Daha çok gevşeyebilmek ve bağlantıya geçebilmek... Çoğu zaman nerede ya da nasıl tetiklendiğimize dair en ufak bir fikrimiz dahi yok. Koku, ses, tat, herhangi bir şey ya da bir suratta gördüğümüz ifade sizi bambaşka bir yere ışınlayabilir. 2 yaşında yaşadığınız bir travma sahnesinde var olmuş ve aslında yüzünü dahi hatırlamadığınız birinin ifadesine ışınlanabilir, o ifadeye sahip her suratı gördüğünüzde tetiklenebilirsiniz. Bilinçaltı böyle çalışıyor. İşte bunlar dişil öz konusu, yani gölge alanlar, bilinmeyen ve saklananlar.
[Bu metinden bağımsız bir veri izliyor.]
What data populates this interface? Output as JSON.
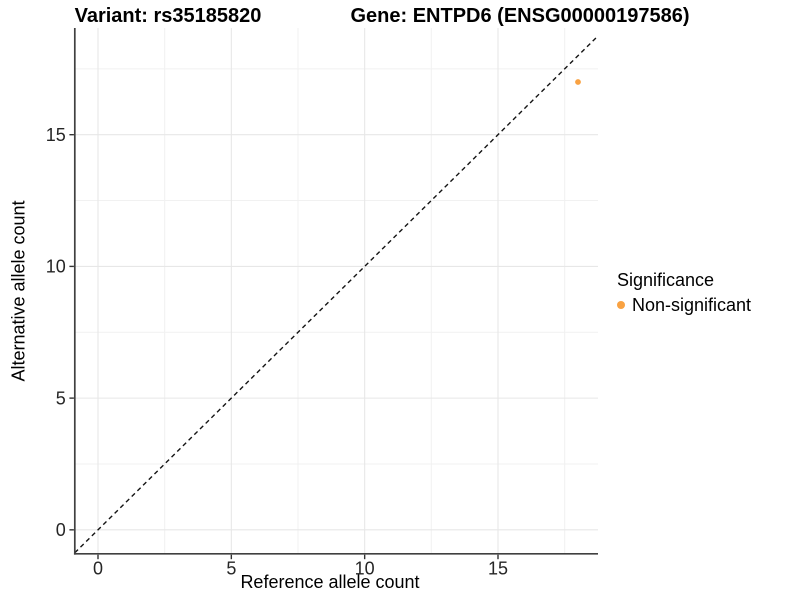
{
  "chart_data": {
    "type": "scatter",
    "variant_title": "Variant: rs35185820",
    "gene_title": "Gene: ENTPD6 (ENSG00000197586)",
    "xlabel": "Reference allele count",
    "ylabel": "Alternative allele count",
    "x_ticks": [
      0,
      5,
      10,
      15
    ],
    "y_ticks": [
      0,
      5,
      10,
      15
    ],
    "minor_breaks": [
      2.5,
      7.5,
      12.5,
      17.5
    ],
    "xlim": [
      -0.87,
      18.75
    ],
    "ylim": [
      -0.91,
      19.05
    ],
    "grid": true,
    "points": [
      {
        "x": 18,
        "y": 17,
        "series": "Non-significant"
      }
    ],
    "reference_line": {
      "slope": 1,
      "intercept": 0,
      "style": "dashed",
      "color": "#141414"
    },
    "legend": {
      "title": "Significance",
      "position": "right",
      "items": [
        {
          "label": "Non-significant",
          "color": "#F9A242"
        }
      ]
    },
    "colors": {
      "point": "#F9A242",
      "axis_line": "#404040",
      "tick_mark": "#333333",
      "tick_label": "#262626",
      "grid_major": "#E7E7E7",
      "grid_minor": "#F1F1F1"
    }
  }
}
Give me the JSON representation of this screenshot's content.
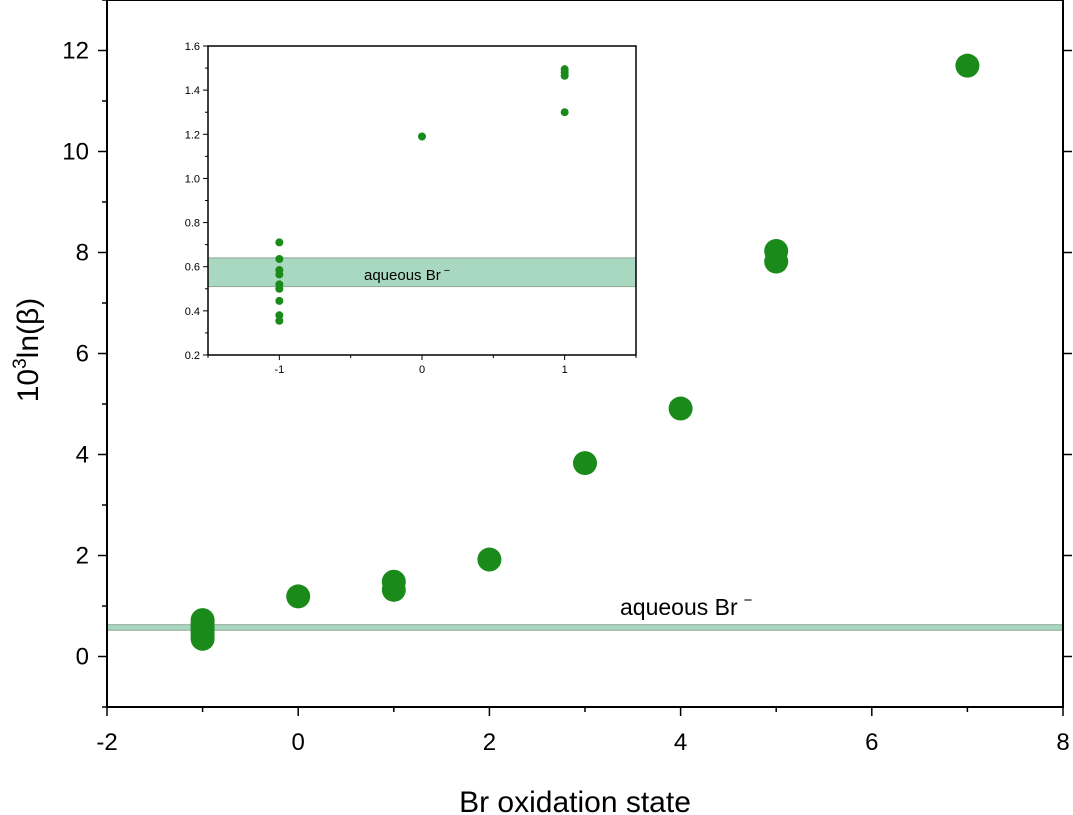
{
  "chart_data": [
    {
      "type": "scatter",
      "xlabel": "Br oxidation state",
      "ylabel_base": "10",
      "ylabel_sup": "3",
      "ylabel_rest": "ln(β)",
      "xlim": [
        -2,
        8
      ],
      "ylim": [
        -1,
        13
      ],
      "xticks": [
        -2,
        0,
        2,
        4,
        6,
        8
      ],
      "yticks": [
        0,
        2,
        4,
        6,
        8,
        10,
        12
      ],
      "grid": false,
      "marker_color": "#1a8a1a",
      "band": {
        "ymin": 0.52,
        "ymax": 0.63,
        "color": "#a9d8c0",
        "edge_color": "#8fa89a",
        "label_text": "aqueous Br",
        "label_sup": "−"
      },
      "series": [
        {
          "points": [
            {
              "x": -1,
              "y": 0.35
            },
            {
              "x": -1,
              "y": 0.42
            },
            {
              "x": -1,
              "y": 0.5
            },
            {
              "x": -1,
              "y": 0.55
            },
            {
              "x": -1,
              "y": 0.6
            },
            {
              "x": -1,
              "y": 0.65
            },
            {
              "x": -1,
              "y": 0.72
            },
            {
              "x": 0,
              "y": 1.19
            },
            {
              "x": 1,
              "y": 1.32
            },
            {
              "x": 1,
              "y": 1.48
            },
            {
              "x": 2,
              "y": 1.92
            },
            {
              "x": 3,
              "y": 3.83
            },
            {
              "x": 4,
              "y": 4.91
            },
            {
              "x": 5,
              "y": 7.82
            },
            {
              "x": 5,
              "y": 8.03
            },
            {
              "x": 7,
              "y": 11.7
            }
          ]
        }
      ]
    },
    {
      "type": "scatter",
      "xlim": [
        -1.5,
        1.5
      ],
      "ylim": [
        0.2,
        1.6
      ],
      "xticks": [
        -1,
        0,
        1
      ],
      "yticks": [
        0.2,
        0.4,
        0.6,
        0.8,
        1.0,
        1.2,
        1.4,
        1.6
      ],
      "xtick_labels": [
        "-1",
        "0",
        "1"
      ],
      "ytick_labels": [
        "0.2",
        "0.4",
        "0.6",
        "0.8",
        "1.0",
        "1.2",
        "1.4",
        "1.6"
      ],
      "grid": false,
      "band": {
        "ymin": 0.51,
        "ymax": 0.64,
        "label_text": "aqueous Br",
        "label_sup": "−"
      },
      "series": [
        {
          "points": [
            {
              "x": -1,
              "y": 0.355
            },
            {
              "x": -1,
              "y": 0.38
            },
            {
              "x": -1,
              "y": 0.445
            },
            {
              "x": -1,
              "y": 0.5
            },
            {
              "x": -1,
              "y": 0.52
            },
            {
              "x": -1,
              "y": 0.565
            },
            {
              "x": -1,
              "y": 0.585
            },
            {
              "x": -1,
              "y": 0.635
            },
            {
              "x": -1,
              "y": 0.71
            },
            {
              "x": 0,
              "y": 1.19
            },
            {
              "x": 1,
              "y": 1.3
            },
            {
              "x": 1,
              "y": 1.465
            },
            {
              "x": 1,
              "y": 1.48
            },
            {
              "x": 1,
              "y": 1.495
            }
          ]
        }
      ]
    }
  ]
}
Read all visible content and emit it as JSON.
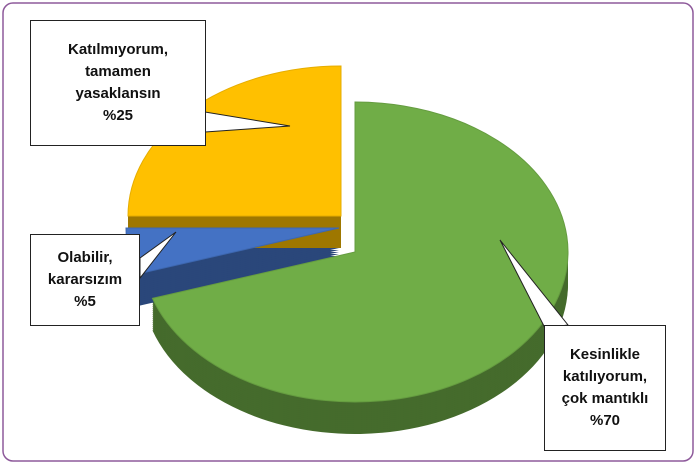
{
  "chart_data": {
    "type": "pie",
    "categories": [
      "Kesinlikle katılıyorum, çok mantıklı",
      "Olabilir, kararsızım",
      "Katılmıyorum, tamamen yasaklansın"
    ],
    "values": [
      70,
      5,
      25
    ],
    "value_labels": [
      "%70",
      "%5",
      "%25"
    ],
    "colors": [
      "#70ad47",
      "#4472c4",
      "#ffc000"
    ]
  }
}
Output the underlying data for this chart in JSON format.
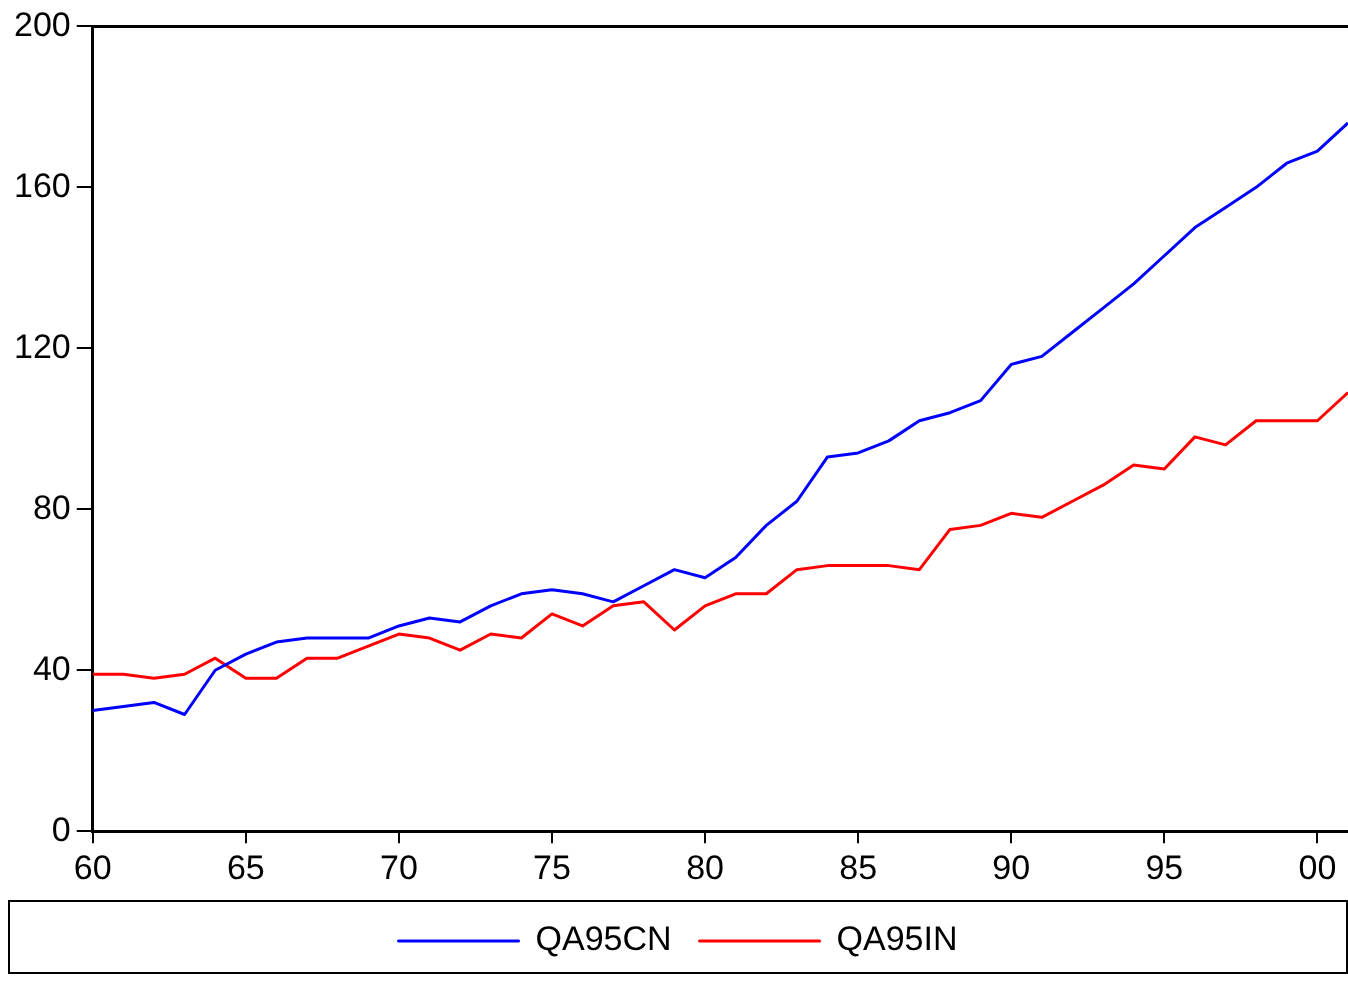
{
  "chart_data": {
    "type": "line",
    "x": [
      1960,
      1961,
      1962,
      1963,
      1964,
      1965,
      1966,
      1967,
      1968,
      1969,
      1970,
      1971,
      1972,
      1973,
      1974,
      1975,
      1976,
      1977,
      1978,
      1979,
      1980,
      1981,
      1982,
      1983,
      1984,
      1985,
      1986,
      1987,
      1988,
      1989,
      1990,
      1991,
      1992,
      1993,
      1994,
      1995,
      1996,
      1997,
      1998,
      1999,
      2000,
      2001
    ],
    "series": [
      {
        "name": "QA95CN",
        "color": "#0000ff",
        "values": [
          30,
          31,
          32,
          29,
          40,
          44,
          47,
          48,
          48,
          48,
          51,
          53,
          52,
          56,
          59,
          60,
          59,
          57,
          61,
          65,
          63,
          68,
          76,
          82,
          93,
          94,
          97,
          102,
          104,
          107,
          116,
          118,
          124,
          130,
          136,
          143,
          150,
          155,
          160,
          166,
          169,
          176
        ]
      },
      {
        "name": "QA95IN",
        "color": "#ff0000",
        "values": [
          39,
          39,
          38,
          39,
          43,
          38,
          38,
          43,
          43,
          46,
          49,
          48,
          45,
          49,
          48,
          54,
          51,
          56,
          57,
          50,
          56,
          59,
          59,
          65,
          66,
          66,
          66,
          65,
          75,
          76,
          79,
          78,
          82,
          86,
          91,
          90,
          98,
          96,
          102,
          102,
          102,
          109
        ]
      }
    ],
    "xlim": [
      1960,
      2001
    ],
    "xticks": [
      {
        "value": 1960,
        "label": "60"
      },
      {
        "value": 1965,
        "label": "65"
      },
      {
        "value": 1970,
        "label": "70"
      },
      {
        "value": 1975,
        "label": "75"
      },
      {
        "value": 1980,
        "label": "80"
      },
      {
        "value": 1985,
        "label": "85"
      },
      {
        "value": 1990,
        "label": "90"
      },
      {
        "value": 1995,
        "label": "95"
      },
      {
        "value": 2000,
        "label": "00"
      }
    ],
    "ylim": [
      0,
      200
    ],
    "yticks": [
      0,
      40,
      80,
      120,
      160,
      200
    ],
    "grid": false,
    "legend": "bottom",
    "marker": "none",
    "line_style": "solid"
  }
}
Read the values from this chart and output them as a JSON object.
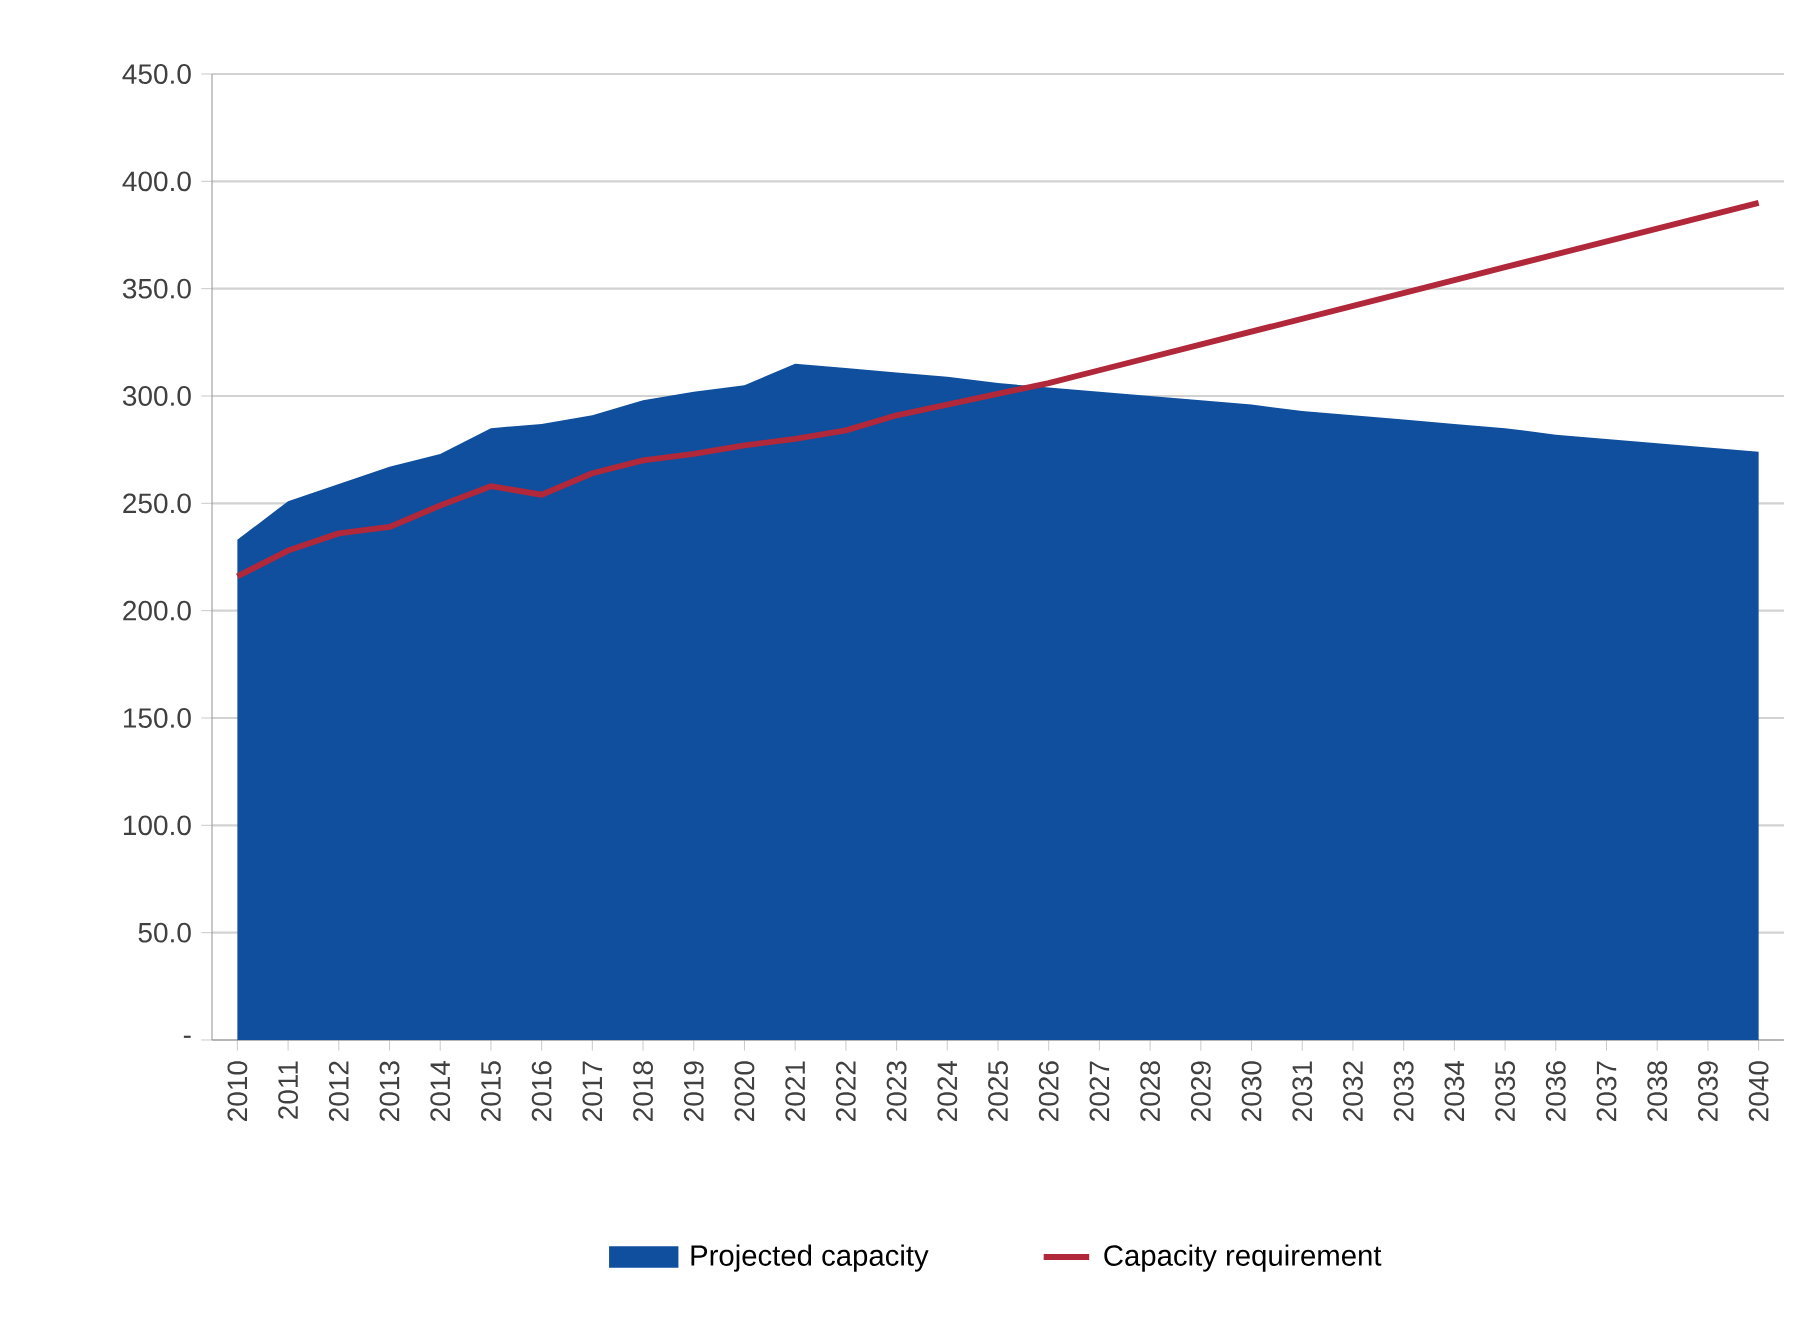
{
  "chart_data": {
    "type": "area",
    "categories": [
      "2010",
      "2011",
      "2012",
      "2013",
      "2014",
      "2015",
      "2016",
      "2017",
      "2018",
      "2019",
      "2020",
      "2021",
      "2022",
      "2023",
      "2024",
      "2025",
      "2026",
      "2027",
      "2028",
      "2029",
      "2030",
      "2031",
      "2032",
      "2033",
      "2034",
      "2035",
      "2036",
      "2037",
      "2038",
      "2039",
      "2040"
    ],
    "series": [
      {
        "name": "Projected capacity",
        "color": "#0f4f9e",
        "values": [
          233,
          251,
          259,
          267,
          273,
          285,
          287,
          291,
          298,
          302,
          305,
          315,
          313,
          311,
          309,
          306,
          304,
          302,
          300,
          298,
          296,
          293,
          291,
          289,
          287,
          285,
          282,
          280,
          278,
          276,
          274
        ]
      },
      {
        "name": "Capacity requirement",
        "type": "line",
        "color": "#b0283a",
        "values": [
          216,
          228,
          236,
          239,
          249,
          258,
          254,
          264,
          270,
          273,
          277,
          280,
          284,
          291,
          296,
          301,
          306,
          312,
          318,
          324,
          330,
          336,
          342,
          348,
          354,
          360,
          366,
          372,
          378,
          384,
          390
        ]
      }
    ],
    "ylim": [
      0,
      450
    ],
    "yticks": [
      {
        "value": 0,
        "label": "-"
      },
      {
        "value": 50,
        "label": "50.0"
      },
      {
        "value": 100,
        "label": "100.0"
      },
      {
        "value": 150,
        "label": "150.0"
      },
      {
        "value": 200,
        "label": "200.0"
      },
      {
        "value": 250,
        "label": "250.0"
      },
      {
        "value": 300,
        "label": "300.0"
      },
      {
        "value": 350,
        "label": "350.0"
      },
      {
        "value": 400,
        "label": "400.0"
      },
      {
        "value": 450,
        "label": "450.0"
      }
    ],
    "grid": "y",
    "legend": "bottom"
  }
}
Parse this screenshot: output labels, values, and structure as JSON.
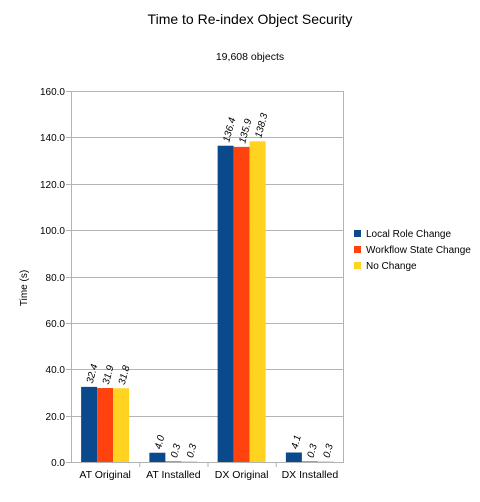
{
  "chart_data": {
    "type": "bar",
    "title": "Time to Re-index Object Security",
    "subtitle": "19,608 objects",
    "ylabel": "Time (s)",
    "xlabel": "",
    "ylim": [
      0,
      160
    ],
    "yticks": [
      0,
      20,
      40,
      60,
      80,
      100,
      120,
      140,
      160
    ],
    "ytick_labels": [
      "0.0",
      "20.0",
      "40.0",
      "60.0",
      "80.0",
      "100.0",
      "120.0",
      "140.0",
      "160.0"
    ],
    "grid": "horizontal",
    "legend_position": "right",
    "categories": [
      "AT Original",
      "AT Installed",
      "DX Original",
      "DX Installed"
    ],
    "series": [
      {
        "name": "Local Role Change",
        "color": "#0a4a8c",
        "values": [
          32.4,
          4.0,
          136.4,
          4.1
        ],
        "labels": [
          "32.4",
          "4.0",
          "136.4",
          "4.1"
        ]
      },
      {
        "name": "Workflow State Change",
        "color": "#ff420e",
        "values": [
          31.9,
          0.3,
          135.9,
          0.3
        ],
        "labels": [
          "31.9",
          "0.3",
          "135.9",
          "0.3"
        ]
      },
      {
        "name": "No Change",
        "color": "#ffd320",
        "values": [
          31.8,
          0.3,
          138.3,
          0.3
        ],
        "labels": [
          "31.8",
          "0.3",
          "138.3",
          "0.3"
        ]
      }
    ]
  }
}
Hiçbir zaman şu anda değiliz. Bizler geçmişte yaşıyoruz, çünkü geçmişteki travmalar şu ânı yönetiyor. Böylece yaptığınız her seçim kendi hikâyeleriniz ile alakalı bir hale geliyor. Ve bir bakıyorsunuz aslında bütün hayatınızı siz değil sizin geçmişiniz yönetiyor. İşte o zaman diyebiliyorum ki, “Ben aslında hiç de özgür değilim. Özgür iradem nerede? Özgür irademle hikâyelerimden ve travmalarımdan bağımsız bir şekilde yaşasaydım neler mümkün olurdu? Hayatım nasıl dönüşürdü?”

 

Didem Çivici

 

(Bu makâle, 2017 Temmuz ayında gerçekleşen "Vahşi Kadın'ın Yolculuğu: Karanlığın Bilgeliği" inzivasındaki ses kayıtlarından yararlanılarak oluşturulmuştur. Ses kayıtlarının deşifre ederek Akademi'ye katkıda bulunan Melek Özüm Öztürk'e teşekkür ederiz.)